Jordan is the granddaughter of Glenn and Lorraine Mitchell of Ahoskie, Jacqueline Jefferson of Ahoskie, Otis Jefferson of Ahoskie, Phyllis Kent of Gates, and William Kent of Virginia Beach, VA. She credits her parents and other family members for the values they instilled in her as well as emphasizing the importance of hard work.
“I hope to inspire others to reach for the stars and to not be limited by the environment from which they come,” Jordan remarked. “I would like to challenge them to advocate for their own education and to use whatever resources they have available to their fullest potential.”

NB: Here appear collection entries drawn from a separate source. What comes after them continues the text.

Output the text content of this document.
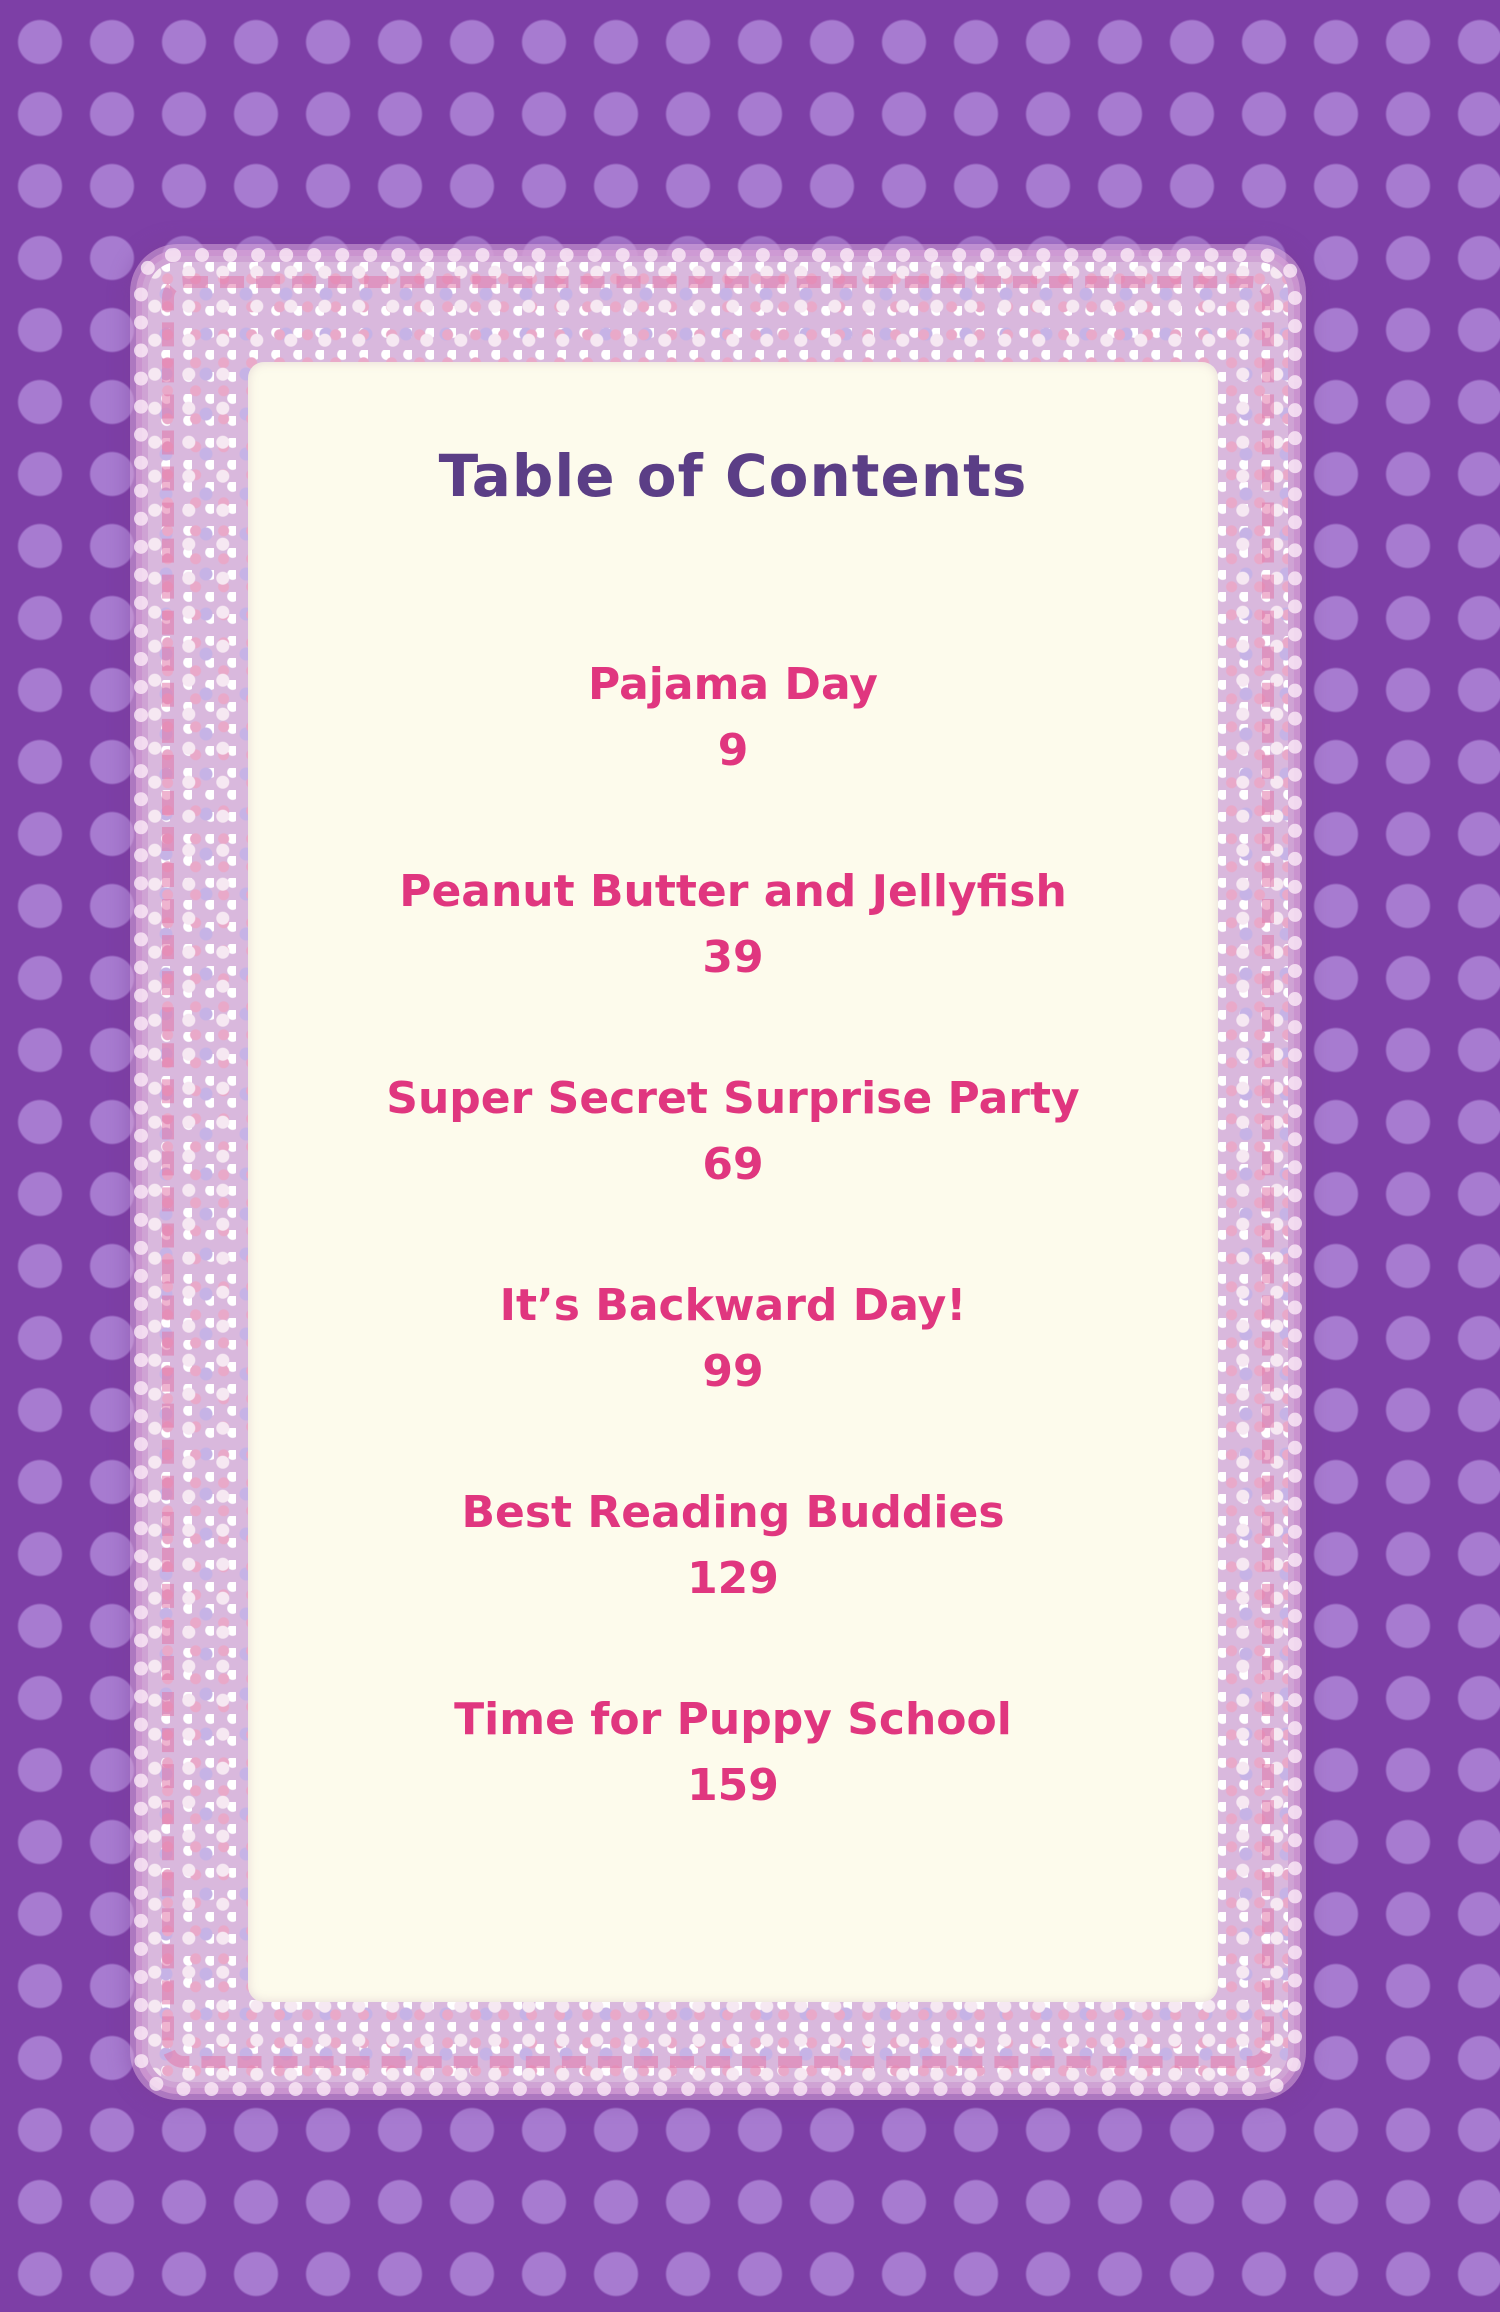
Table of Contents
Pajama Day
9
Peanut Butter and Jellyfish
39
Super Secret Surprise Party
69
It’s Backward Day!
99
Best Reading Buddies
129
Time for Puppy School
159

She continued by saying, “I know the importance of trailblazing as it is inherently found throughout life. It is important to dare to take the path less-traveled in order to accomplish unlikely goals. My intention was to prove to myself, and others, that students from rural communities can succeed in academic endeavors thought to be reserved for urban areas.”
Jordan encouraged others from rural areas to dream big.
“We need to realize that we all possess limitless opportunities if we are brave enough to explore them. It’s really not about my accomplishments, it’s about the impactful achievements that countless rural community students have contributed and will continue to contribute, to a world that should pride itself on social diversity and differing perspectives,” she concluded.